Infective endocarditis (IE) is infection of the endocardial surface of the heart, typically heart valves but also chordae tendineae, mural endocardium, septal defects, or intracardiac devices. Pathogenesis requires endothelial injury or abnormal flow, transient bacteremia, and microbial adherence forming a vegetation composed of fibrin, platelets, and microorganisms. Native valve IE is most often caused by Staphylococcus aureus, viridans group streptococci, enterococci, and HACEK organisms; prosthetic valve IE adds coagulase-negative staphylococci early after surgery. Right-sided IE predominantly affects intravenous drug users with tricuspid valve involvement by S. aureus.
Clinical presentation ranges from indolent illness with fever, weight loss, and fatigue to acute toxic sepsis with rapid hemodynamic deterioration. Examination findings include new or changing murmur, splinter hemorrhages, Osler nodes, Janeway lesions, Roth spots, splenomegaly, and stigmata of embolic events such as stroke, peripheral embolism, or septic pulmonary emboli. Diagnosis follows the modified Duke criteria combining major (positive blood cultures with typical organisms, echocardiographic evidence of vegetation, abscess, or new valve regurgitation) and minor criteria. Three sets of blood cultures from different sites over an hour are essential before antibiotic therapy. Transthoracic echocardiography is the initial imaging, with transesophageal echocardiography (sensitivity 90%) used for prosthetic valves, abscess, or non-diagnostic TTE. Cardiac CT and 18F-FDG PET/CT increasingly guide diagnosis in difficult cases, particularly prosthetic and device-related infections.

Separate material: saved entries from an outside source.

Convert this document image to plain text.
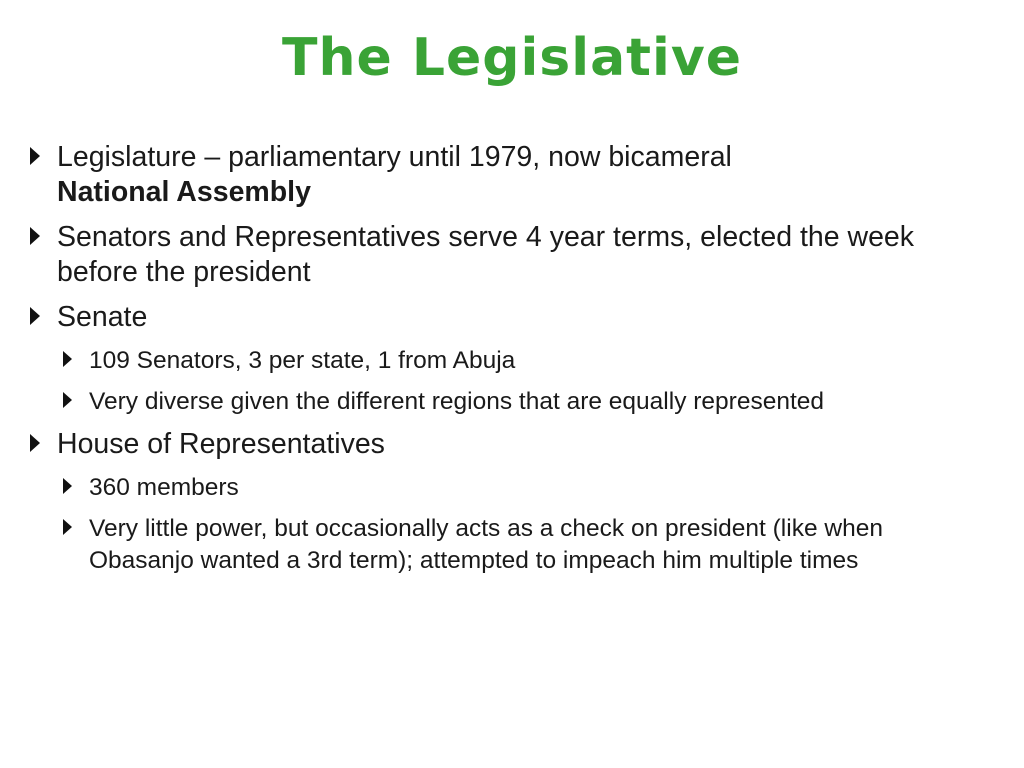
The Legislative
Legislature – parliamentary until 1979, now bicameral
National Assembly
Senators and Representatives serve 4 year terms, elected the week before the president
Senate
109 Senators, 3 per state, 1 from Abuja
Very diverse given the different regions that are equally represented
House of Representatives
360 members
Very little power, but occasionally acts as a check on president (like when Obasanjo wanted a 3rd term); attempted to impeach him multiple times
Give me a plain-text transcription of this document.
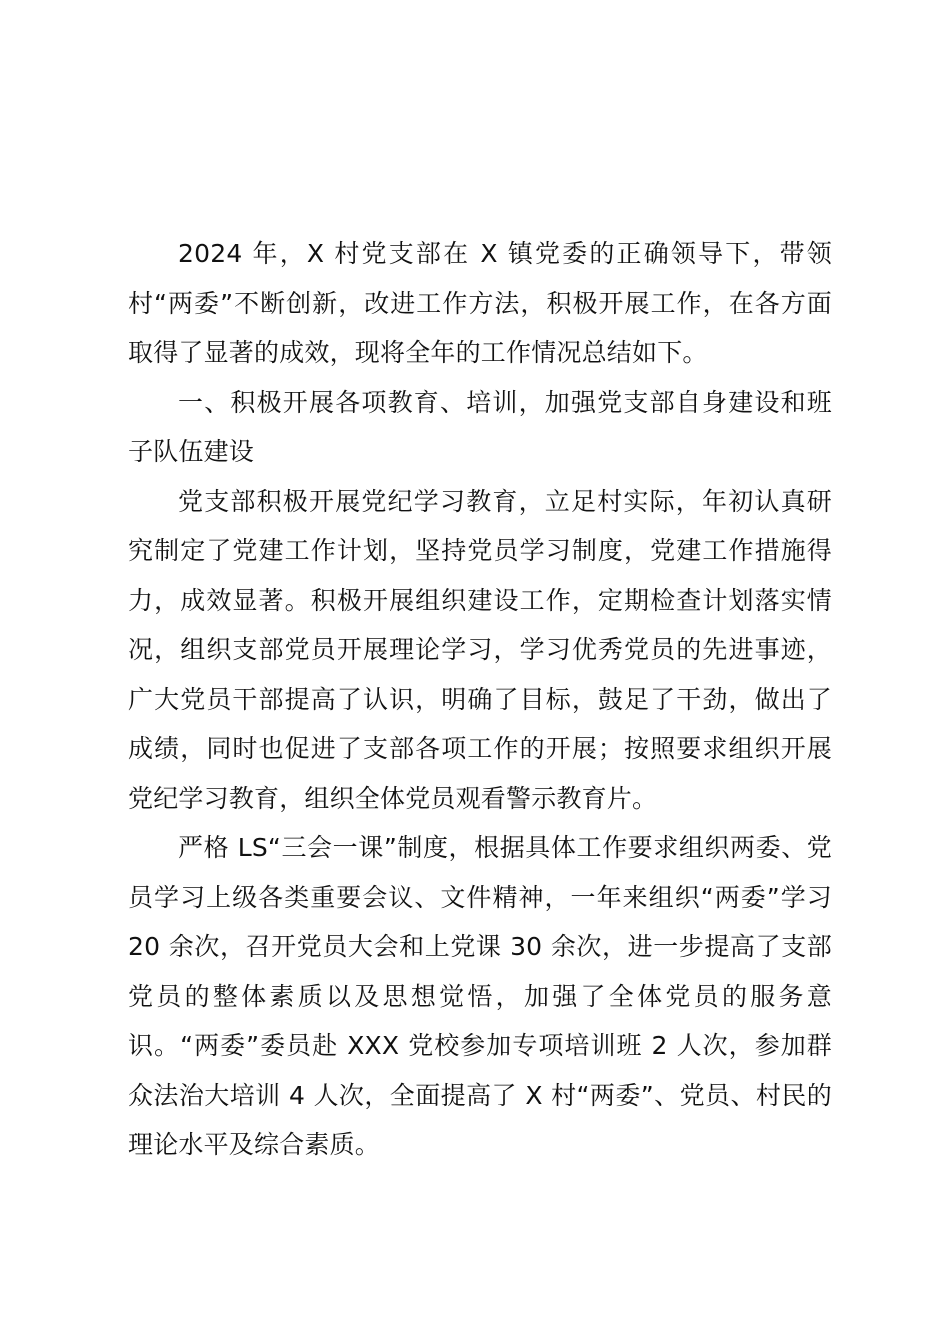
2024 年，X 村党支部在 X 镇党委的正确领导下，带领村“两委”不断创新，改进工作方法，积极开展工作，在各方面取得了显著的成效，现将全年的工作情况总结如下。

一、积极开展各项教育、培训，加强党支部自身建设和班子队伍建设

党支部积极开展党纪学习教育，立足村实际，年初认真研究制定了党建工作计划，坚持党员学习制度，党建工作措施得力，成效显著。积极开展组织建设工作，定期检查计划落实情况，组织支部党员开展理论学习，学习优秀党员的先进事迹，广大党员干部提高了认识，明确了目标，鼓足了干劲，做出了成绩，同时也促进了支部各项工作的开展；按照要求组织开展党纪学习教育，组织全体党员观看警示教育片。

严格 LS“三会一课”制度，根据具体工作要求组织两委、党员学习上级各类重要会议、文件精神，一年来组织“两委”学习 20 余次，召开党员大会和上党课 30 余次，进一步提高了支部党员的整体素质以及思想觉悟，加强了全体党员的服务意识。“两委”委员赴 XXX 党校参加专项培训班 2 人次，参加群众法治大培训 4 人次，全面提高了 X 村“两委”、党员、村民的理论水平及综合素质。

Treatment requires prolonged intravenous antibiotics for 4-6 weeks, tailored to organism and susceptibility: penicillin or ceftriaxone for streptococci, vancomycin or daptomycin for methicillin-resistant staphylococci, ampicillin plus gentamicin or ceftriaxone for enterococci, and combination therapy with rifampin for prosthetic valve staphylococcal infection. Cardiac surgery is indicated for heart failure due to valve dysfunction, uncontrolled infection (persistent bacteremia, abscess, large vegetation greater than 10 mm), recurrent emboli, and prosthetic valve dehiscence. Early surgery within the first week may reduce embolic events in selected patients. Multidisciplinary endocarditis teams composed of cardiology, cardiac surgery, infectious disease, microbiology, and imaging specialists improve outcomes. Mortality remains 15-30%, higher with prosthetic valves, S. aureus, and surgical complications. Antibiotic prophylaxis is reserved for high-risk patients undergoing dental procedures.